Monday, February 8, 2016

Journée internationale contre les MGF : Tchabinandi Kolani Yentcharé lance un appelle aux partenaires

Selon les estimations l’Organisation mondiale de la santé (OMS), entre 130 et 140 millions de jeunes filles et de femmes dans le monde sont victimes des Mutilations génitales féminines (MGF). Tout comme dans la plupart des pays d’Afrique, les MGF sont pratiquées au Togo.

Le taux national dans la tranche d’âge de 0 à 49 ans est passé de 12% en 1996 à 6,9% en 2006 et à 3,9% en 2010.

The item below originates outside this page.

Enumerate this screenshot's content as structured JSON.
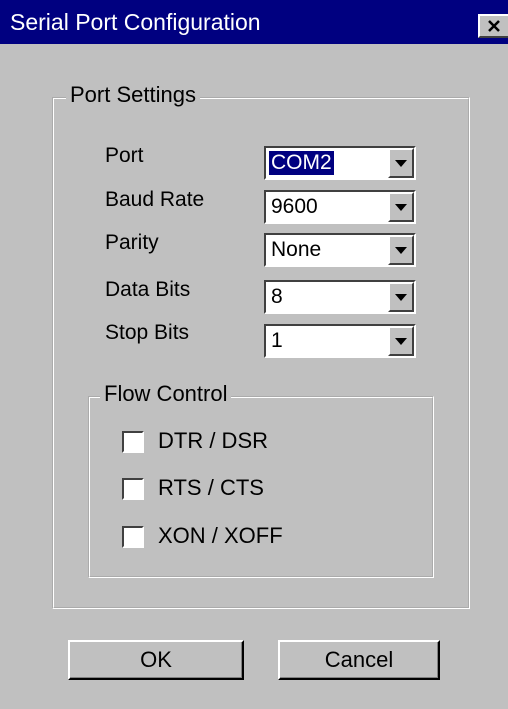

Dans son message prononcé ce vendredi à l’occasion de la Journée internationale contre les mutilations génitales célébrée le 6 février de chaque année, la ministre de l’Action sociale, de la promotion de la femme et de l’alphabétisation, Tchabinandi Kolani Yentcharé a invité les partenaires du Togo dans cette lutte, à préserver l’intégrité des filles à travers des actions coordonnées, a appris l’Agence de presse Afreepress.

« Malgré les efforts consentis, force est de constater que les jeunes filles et les femmes  continuent par être victimes de MGF. Pour venir à bout de ce fléau, il convient de mettre en œuvre des initiatives coordonnées et systématiques tout en impliquant l’ensemble des communautés sur la question des droits fondamentaux et celle de l’égalité des sexes. Ces initiatives doivent aussi mettre l’accent sur le dialogue social et permettre  aux communautés d’agir elles-mêmes, collectivement, en vue d’éliminer  cette pratique », a indiqué Mme Kolani.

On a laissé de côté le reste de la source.